Chaired by Juliet Stevenson the panel includes Mareike Holfeld (Head of Public Relations – Kampnagel, Hamburg), Maya Zbib (On The Move Artist), Joe Murphy and Joe Robertson (Co-Directors – Good chance Calais)
Liwaa Yazji (Syria – Damascus/Beirut)
“When the bombs fell, the first thing we did was run away. It was not until later that we realised we had not looked back. We were not allowed to say goodbye to our home, our memories, our photos and the life that was lived within them.”
Haunted tells of the loss of home and security and of the real and metaphorical meaning which a house, a home, has in one’s life.
Arabic with English subtitles.
The Crossings Plays (Play)
Andreas Flourakis & Fausto Paravidino (Greece/Italy)
9 – 11 June
A double bill of two short plays with two writers from Greece and Italy exploring the impact of the migration crisis in their countries and their communities.
Another Place (Promenade Audio Piece) FREE
Victoria Lupton & Doha Hassan (UK & Palestine/Syria)
6 – 11 June
An audio promenade performance created between London, Berlin, Beirut and Damascus mapping ideas of exile and belonging in the city.
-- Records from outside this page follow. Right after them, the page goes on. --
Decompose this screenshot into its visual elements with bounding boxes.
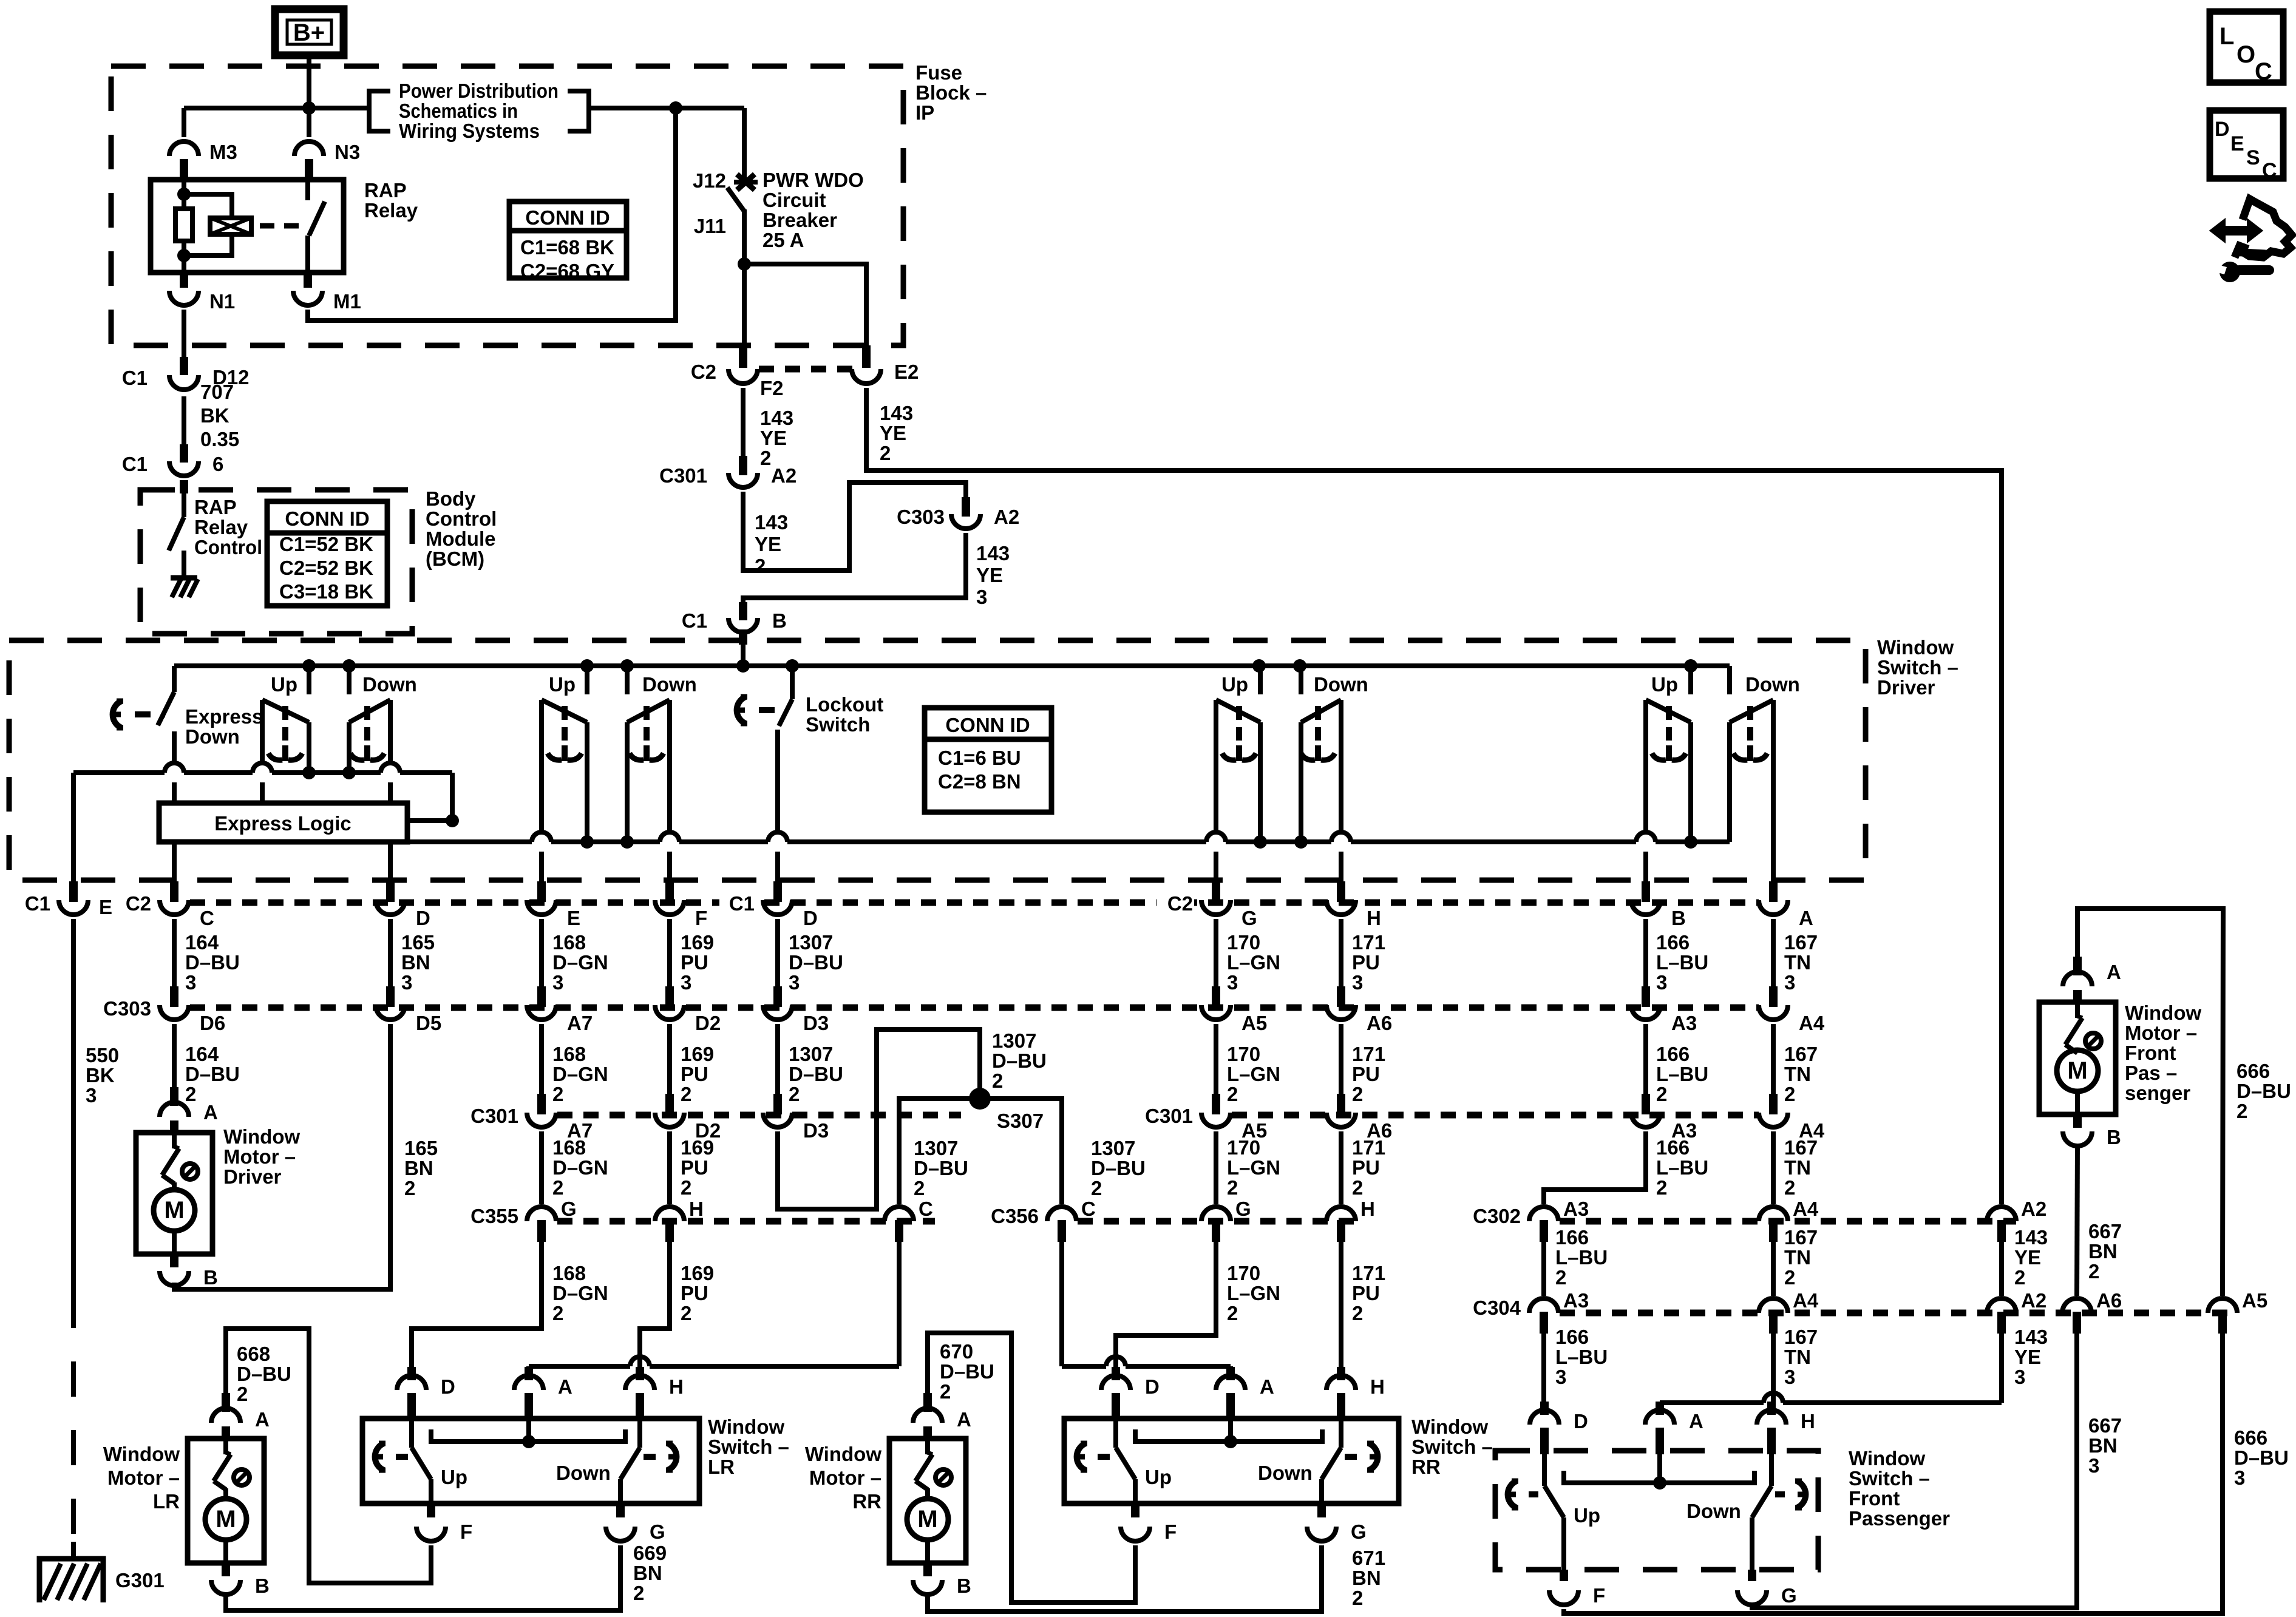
connector pin A window switch FP — [1645, 1402, 1703, 1454]
connector C2 pin B — [1631, 881, 1686, 929]
svg-text:D–GN: D–GN — [552, 1282, 608, 1304]
svg-text:25 A: 25 A — [763, 229, 804, 251]
svg-text:1307: 1307 — [789, 1043, 833, 1065]
svg-text:YE: YE — [2014, 1346, 2041, 1368]
svg-text:RAP: RAP — [194, 496, 237, 518]
svg-text:M3: M3 — [209, 141, 237, 163]
wire — [667, 919, 672, 987]
svg-text:G: G — [1241, 907, 1257, 929]
svg-text:L: L — [2220, 23, 2234, 50]
svg-text:Wiring Systems: Wiring Systems — [399, 120, 540, 142]
switch FP down contact — [1752, 1454, 1771, 1570]
wire switch bus — [174, 663, 1730, 668]
wire down feed — [347, 666, 352, 694]
wire — [667, 1131, 672, 1204]
svg-text:A4: A4 — [1793, 1198, 1819, 1220]
svg-text:PU: PU — [1352, 1282, 1380, 1304]
connector C303 pin A5 — [1201, 986, 1267, 1034]
svg-text:2: 2 — [1352, 1176, 1363, 1199]
connector C356 pin H — [1326, 1198, 1375, 1242]
svg-text:3: 3 — [185, 971, 196, 994]
svg-text:RR: RR — [1411, 1456, 1441, 1478]
svg-text:166: 166 — [1555, 1226, 1589, 1249]
label Down — [362, 673, 417, 696]
svg-text:Window: Window — [1849, 1447, 1925, 1470]
connector C303 pin A2 — [897, 497, 1019, 529]
svg-text:2: 2 — [681, 1302, 691, 1324]
svg-text:RR: RR — [852, 1490, 881, 1513]
svg-text:F: F — [460, 1520, 472, 1543]
svg-text:Switch –: Switch – — [1411, 1436, 1493, 1458]
connector C1 pin D — [719, 881, 818, 929]
wire — [172, 919, 177, 987]
svg-text:166: 166 — [1656, 931, 1690, 954]
svg-text:Body: Body — [426, 487, 476, 510]
connector C303 pin D5 — [376, 986, 441, 1034]
svg-text:PU: PU — [681, 1282, 708, 1304]
wire label 143 YE 3 — [976, 542, 1010, 608]
svg-text:Motor –: Motor – — [2125, 1022, 2197, 1044]
fuse block IP dashed box — [111, 66, 903, 345]
svg-text:C301: C301 — [1145, 1105, 1193, 1127]
svg-text:2: 2 — [1784, 1083, 1795, 1105]
wire — [1643, 852, 1648, 881]
svg-text:Motor –: Motor – — [107, 1466, 180, 1489]
wire — [388, 782, 393, 803]
svg-text:Down: Down — [1745, 673, 1800, 696]
switch lockout — [778, 666, 792, 832]
motor window motor front passenger — [2039, 957, 2116, 1146]
svg-text:D2: D2 — [695, 1012, 721, 1034]
wire — [1214, 919, 1218, 987]
svg-text:Front: Front — [2125, 1042, 2176, 1064]
wire — [1771, 1131, 1776, 1204]
svg-text:J11: J11 — [694, 215, 726, 237]
svg-text:A2: A2 — [994, 506, 1019, 528]
svg-text:Switch –: Switch – — [1849, 1467, 1930, 1490]
icon arrow wrench — [2211, 199, 2292, 282]
label Down — [556, 1462, 611, 1484]
label Window Switch - LR — [708, 1415, 789, 1478]
wire — [741, 388, 746, 456]
svg-text:A2: A2 — [771, 464, 796, 487]
svg-text:166: 166 — [1656, 1136, 1690, 1159]
svg-text:M: M — [164, 1197, 184, 1224]
svg-text:A: A — [2107, 961, 2121, 983]
wire C355 H to switch H — [640, 1242, 670, 1371]
connector C303 pin D6 — [103, 986, 225, 1034]
wire label 168 D-GN 2 — [552, 1136, 608, 1199]
svg-text:C302: C302 — [1473, 1205, 1521, 1227]
connector C1 pin 6 — [122, 444, 224, 476]
svg-text:D: D — [2215, 118, 2230, 141]
svg-text:H: H — [1801, 1410, 1815, 1432]
label RAP Relay Control — [194, 496, 262, 558]
svg-text:B: B — [957, 1575, 971, 1597]
svg-text:C304: C304 — [1473, 1297, 1521, 1319]
connector C303 pin A6 — [1326, 986, 1392, 1034]
wire C355 G to switch D — [412, 1242, 542, 1371]
label Up — [1221, 673, 1248, 696]
svg-text:Schematics in: Schematics in — [399, 100, 518, 122]
wire up feed — [1258, 666, 1263, 694]
svg-text:2: 2 — [1352, 1302, 1363, 1324]
wire C356 C to switch A — [1062, 1242, 1231, 1366]
wire up feed — [307, 666, 311, 694]
junction node — [302, 101, 316, 115]
svg-text:D3: D3 — [803, 1119, 829, 1142]
junction node — [620, 835, 634, 849]
svg-text:A6: A6 — [1367, 1012, 1392, 1034]
motor window motor LR — [188, 1393, 264, 1595]
label Window Motor - Front Passenger — [2125, 1002, 2201, 1104]
wire label 166 L-BU 2 — [1656, 1043, 1708, 1105]
svg-text:D5: D5 — [416, 1012, 441, 1034]
wire — [526, 1366, 531, 1371]
svg-text:669: 669 — [633, 1542, 667, 1564]
svg-text:167: 167 — [1784, 1043, 1818, 1065]
logic block Express Logic — [159, 803, 407, 842]
switch RAP relay control — [169, 480, 184, 574]
svg-text:A2: A2 — [2021, 1289, 2046, 1312]
svg-text:O: O — [2237, 41, 2255, 68]
svg-text:Window: Window — [103, 1443, 180, 1465]
connector C2 pin E2 — [852, 345, 919, 384]
svg-text:G: G — [1351, 1520, 1367, 1543]
connector pin F window switch FP — [1549, 1570, 1605, 1607]
svg-text:3: 3 — [1227, 971, 1238, 994]
connector C2 pin F — [655, 881, 707, 929]
wire M1 to bus — [308, 108, 676, 320]
svg-text:C2: C2 — [1167, 892, 1193, 915]
connector C301 pin D3 — [763, 1094, 829, 1142]
wire label 169 PU 2 — [681, 1136, 714, 1199]
wire switch F to C304 A5 — [1564, 1334, 2223, 1613]
svg-text:G: G — [561, 1198, 577, 1220]
connector C303 pin A3 — [1631, 986, 1697, 1034]
svg-text:Down: Down — [185, 725, 240, 748]
svg-text:Down: Down — [1258, 1462, 1313, 1484]
switch wiper up — [1222, 706, 1256, 761]
motor window motor RR — [889, 1393, 966, 1595]
label Down — [1745, 673, 1800, 696]
svg-text:L–BU: L–BU — [1656, 1063, 1708, 1085]
svg-text:S307: S307 — [997, 1110, 1044, 1132]
link lockout RR right — [1345, 1443, 1377, 1470]
svg-text:C3=18 BK: C3=18 BK — [279, 580, 373, 603]
svg-text:Control: Control — [194, 536, 262, 558]
label Down — [642, 673, 697, 696]
svg-text:PU: PU — [681, 951, 708, 974]
svg-text:168: 168 — [552, 1043, 586, 1065]
connector C301 pin A2 — [659, 456, 796, 487]
svg-text:667: 667 — [2088, 1220, 2122, 1242]
junction node — [1684, 659, 1697, 673]
connector pin M3 — [169, 141, 237, 181]
svg-text:Down: Down — [556, 1462, 611, 1484]
svg-text:L–BU: L–BU — [1555, 1346, 1608, 1368]
svg-text:3: 3 — [552, 971, 563, 994]
wire — [1339, 852, 1343, 881]
wire label 667 BN 3 — [2088, 1414, 2122, 1477]
connector C304 pin A6 — [2062, 1289, 2122, 1334]
switch wiper down — [350, 706, 384, 761]
svg-text:D3: D3 — [803, 1012, 829, 1034]
wire label 166 L-BU 2 — [1656, 1136, 1708, 1199]
svg-text:Lockout: Lockout — [806, 693, 883, 716]
svg-text:A5: A5 — [1241, 1012, 1267, 1034]
svg-text:2: 2 — [1656, 1083, 1667, 1105]
connector pin B window motor FP — [2107, 1126, 2121, 1148]
wire label 671 BN 2 — [1352, 1547, 1385, 1609]
label Lockout Switch — [806, 693, 883, 736]
connector C303 pin A4 — [1759, 986, 1825, 1034]
svg-text:707: 707 — [200, 381, 234, 403]
svg-text:169: 169 — [681, 1262, 714, 1284]
switch wiper up — [268, 706, 302, 761]
svg-text:A3: A3 — [1563, 1198, 1589, 1220]
wire C304 A3 to switch D — [1541, 1334, 1546, 1406]
svg-text:2: 2 — [1784, 1266, 1795, 1289]
junction node — [302, 659, 316, 673]
wire common bar RR — [1135, 1420, 1322, 1448]
wire — [1643, 1024, 1648, 1094]
switch express down — [158, 692, 174, 763]
label Up — [549, 673, 576, 696]
wire — [775, 1024, 780, 1094]
connector C304 pin A4 — [1759, 1289, 1819, 1334]
svg-text:550: 550 — [86, 1044, 119, 1066]
svg-text:YE: YE — [755, 533, 781, 555]
svg-text:L–BU: L–BU — [1656, 951, 1708, 974]
svg-text:A7: A7 — [567, 1012, 593, 1034]
wire label 667 BN 2 — [2088, 1220, 2122, 1283]
svg-text:BN: BN — [401, 951, 430, 974]
label Down — [1258, 1462, 1313, 1484]
svg-text:F2: F2 — [760, 377, 784, 399]
svg-text:Driver: Driver — [1877, 676, 1935, 699]
svg-text:A: A — [1260, 1375, 1274, 1398]
svg-text:Driver: Driver — [223, 1165, 282, 1188]
switch LR down contact — [620, 1419, 640, 1503]
connector pin D window switch LR — [397, 1367, 455, 1420]
svg-text:170: 170 — [1227, 1136, 1260, 1159]
svg-text:D: D — [416, 907, 430, 929]
connector row dotted line — [557, 1218, 935, 1225]
svg-text:D–BU: D–BU — [789, 1063, 843, 1085]
wire — [1771, 1242, 1776, 1296]
wire label 1307 D-BU 3 — [789, 931, 843, 994]
junction node — [736, 659, 750, 673]
svg-text:D–BU: D–BU — [1091, 1157, 1146, 1179]
svg-text:C1=6 BU: C1=6 BU — [938, 747, 1021, 769]
svg-text:Window: Window — [708, 1415, 784, 1438]
svg-text:C303: C303 — [103, 997, 151, 1020]
connector pin N3 — [294, 141, 360, 181]
svg-text:2: 2 — [940, 1380, 951, 1403]
svg-text:D–BU: D–BU — [914, 1157, 968, 1179]
svg-text:Window: Window — [1877, 636, 1954, 659]
svg-text:3: 3 — [976, 586, 987, 608]
svg-text:H: H — [1370, 1375, 1385, 1398]
wire label 166 L-BU 3 — [1656, 931, 1708, 994]
connector dotted line — [759, 366, 853, 373]
svg-text:2: 2 — [1352, 1083, 1363, 1105]
svg-text:3: 3 — [401, 971, 412, 994]
connector C302 pin A4 — [1759, 1198, 1819, 1242]
svg-text:BN: BN — [404, 1157, 433, 1179]
bracket note Power Distribution — [369, 80, 589, 142]
link lockout RR — [1077, 1443, 1110, 1470]
connector pin A window motor driver — [203, 1101, 218, 1124]
svg-text:6: 6 — [212, 453, 223, 475]
wire label 171 PU 2 — [1352, 1043, 1385, 1105]
wire express down drop — [172, 666, 177, 692]
svg-text:S: S — [2246, 146, 2260, 169]
connector pin B window motor driver — [203, 1266, 218, 1289]
svg-text:D–BU: D–BU — [185, 951, 240, 974]
svg-text:G: G — [1781, 1584, 1797, 1607]
svg-text:C: C — [919, 1198, 933, 1220]
switch contact down — [627, 700, 670, 842]
switch contact down — [1301, 700, 1341, 842]
wire up feed — [585, 666, 589, 694]
switch wiper down — [630, 706, 664, 761]
svg-text:667: 667 — [2088, 1414, 2122, 1437]
svg-text:C2=8 BN: C2=8 BN — [938, 770, 1021, 793]
label Down — [1314, 673, 1368, 696]
svg-text:Down: Down — [362, 673, 417, 696]
svg-text:D–BU: D–BU — [992, 1049, 1047, 1072]
label Window Motor - LR — [103, 1443, 180, 1513]
connector C303 pin D3 — [763, 986, 829, 1034]
wire — [1339, 919, 1343, 987]
svg-text:B: B — [255, 1575, 270, 1597]
svg-text:143: 143 — [760, 407, 793, 429]
svg-text:C2: C2 — [126, 892, 151, 915]
label Express Down — [185, 705, 263, 748]
svg-text:Up: Up — [271, 673, 297, 696]
svg-text:YE: YE — [760, 427, 787, 449]
wire — [742, 108, 747, 180]
junction node — [302, 766, 316, 779]
switch wiper up — [548, 706, 582, 761]
wire label 167 TN 2 — [1784, 1136, 1818, 1199]
svg-text:2: 2 — [185, 1083, 196, 1105]
wire label 165 BN 3 — [401, 931, 435, 994]
svg-text:D–BU: D–BU — [789, 951, 843, 974]
svg-text:Express: Express — [185, 705, 263, 728]
wire C356 G to switch D — [1116, 1242, 1216, 1371]
svg-text:CONN ID: CONN ID — [285, 507, 369, 530]
svg-text:Power Distribution: Power Distribution — [399, 80, 559, 102]
svg-text:Switch: Switch — [806, 713, 870, 736]
wire — [1541, 1242, 1546, 1296]
svg-text:Passenger: Passenger — [1849, 1507, 1950, 1530]
svg-text:LR: LR — [153, 1490, 180, 1513]
wire S307 to C356 — [980, 1099, 1062, 1204]
wire label 164 D-BU 2 — [185, 1043, 240, 1105]
svg-text:2: 2 — [755, 555, 766, 577]
svg-text:168: 168 — [552, 931, 586, 954]
wire label 143 YE 2 — [755, 511, 788, 577]
svg-text:J12: J12 — [693, 169, 726, 192]
connector C1 pin E — [25, 881, 112, 918]
junction node — [1293, 659, 1306, 673]
connector C2 pin A — [1759, 881, 1813, 929]
wire — [667, 1024, 672, 1094]
svg-text:Window: Window — [1411, 1415, 1488, 1438]
svg-text:IP: IP — [915, 101, 934, 124]
svg-text:L–BU: L–BU — [1656, 1156, 1708, 1179]
switch RR up contact — [1116, 1419, 1135, 1503]
svg-text:Relay: Relay — [194, 516, 248, 538]
svg-text:YE: YE — [976, 564, 1003, 586]
svg-text:Front: Front — [1849, 1487, 1900, 1510]
svg-text:PWR WDO: PWR WDO — [763, 169, 864, 191]
svg-text:170: 170 — [1227, 1262, 1260, 1284]
wire label 143 YE 2 — [2014, 1226, 2048, 1289]
connector C355 pin C — [885, 1198, 933, 1242]
wire label 171 PU 2 — [1352, 1136, 1385, 1199]
connector pin F window switch RR — [1121, 1503, 1177, 1543]
junction node — [177, 249, 191, 262]
svg-text:H: H — [1360, 1198, 1375, 1220]
svg-text:2: 2 — [1784, 1176, 1795, 1199]
connector pin A window motor RR — [957, 1408, 971, 1431]
svg-text:D–GN: D–GN — [552, 1063, 608, 1085]
svg-text:3: 3 — [1784, 1366, 1795, 1388]
svg-text:C1: C1 — [682, 609, 707, 632]
svg-text:N1: N1 — [209, 290, 235, 313]
wire — [1214, 852, 1218, 881]
wire label 168 D-GN 2 — [552, 1043, 608, 1105]
svg-text:M1: M1 — [333, 290, 361, 313]
junction node — [669, 101, 682, 115]
wire label 170 L-GN 2 — [1227, 1136, 1280, 1199]
wire — [388, 919, 393, 987]
svg-text:Block –: Block – — [915, 81, 987, 104]
svg-text:G301: G301 — [115, 1569, 165, 1592]
svg-text:Circuit: Circuit — [763, 189, 826, 211]
connector C355 pin G — [470, 1198, 577, 1242]
wire label 666 D-BU 3 — [2234, 1426, 2289, 1489]
connector C304 pin A2 — [1987, 1289, 2046, 1334]
wire down feed — [1727, 666, 1732, 694]
svg-text:PU: PU — [1352, 951, 1380, 974]
switch FP up contact — [1544, 1454, 1564, 1570]
wire label 168 D-GN 3 — [552, 931, 608, 994]
svg-text:E: E — [2230, 132, 2244, 155]
switch contact up — [542, 700, 587, 842]
wire label 168 D-GN 2 — [552, 1262, 608, 1324]
wire C304 A2 to switch A — [1660, 1334, 2002, 1406]
svg-text:D–BU: D–BU — [237, 1363, 291, 1385]
connector pin A window switch RR — [1216, 1367, 1274, 1420]
svg-text:Switch –: Switch – — [1877, 656, 1958, 679]
wire label 166 L-BU 3 — [1555, 1326, 1608, 1388]
wire — [182, 396, 186, 444]
svg-text:171: 171 — [1352, 1262, 1385, 1284]
wire — [1771, 1024, 1776, 1094]
splice S307 — [969, 1088, 1044, 1132]
wire express logic to common — [407, 773, 452, 821]
svg-text:C355: C355 — [470, 1205, 518, 1227]
svg-text:C301: C301 — [659, 464, 707, 487]
svg-text:BK: BK — [86, 1064, 115, 1086]
switch contact up — [262, 700, 309, 773]
svg-text:BN: BN — [633, 1562, 662, 1584]
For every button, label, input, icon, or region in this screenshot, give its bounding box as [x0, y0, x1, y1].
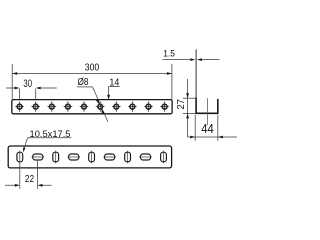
slot S1 (10.5x17.5 vertical)	[17, 151, 23, 164]
hole H3 (Ø8)	[48, 101, 57, 111]
dimension 44	[188, 115, 237, 141]
hole H6 (Ø8)	[96, 101, 105, 111]
dimension 27	[176, 79, 197, 137]
slot S3 (10.5x17.5 vertical)	[53, 151, 59, 164]
side view rail body	[12, 100, 172, 114]
svg-text:27: 27	[176, 99, 187, 110]
cross-section bottom	[195, 112, 218, 114]
hole H2 (Ø8)	[31, 101, 40, 111]
svg-text:1.5: 1.5	[163, 49, 175, 59]
svg-text:22: 22	[25, 174, 34, 185]
hole H9 (Ø8)	[144, 101, 153, 111]
slot S9 (10.5x17.5 vertical)	[161, 151, 167, 164]
slot S6 (10.5x17.5 horizontal)	[103, 154, 116, 160]
slot S4 (10.5x17.5 horizontal)	[67, 154, 80, 160]
hole H8 (Ø8)	[128, 101, 137, 111]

Sound design by Tim Bamber.
The Milk of Human Kindness (Durational Piece)
Chris Thorpe (UK)
A durational theatrical experience that delves into the online expression of the great British public’s attitude towards migrants and refugees, as enabled by the great British press.
(Proceeds from The Milk of Human Kindness will go to Good Chance Calais and Crew for Calais.)
When the bombs fell, the first thing we did was run away. It was not until later that we realised we had not looked back. We were not allowed to say goodbye to our home, our memories, our photos and the life that was lived within them.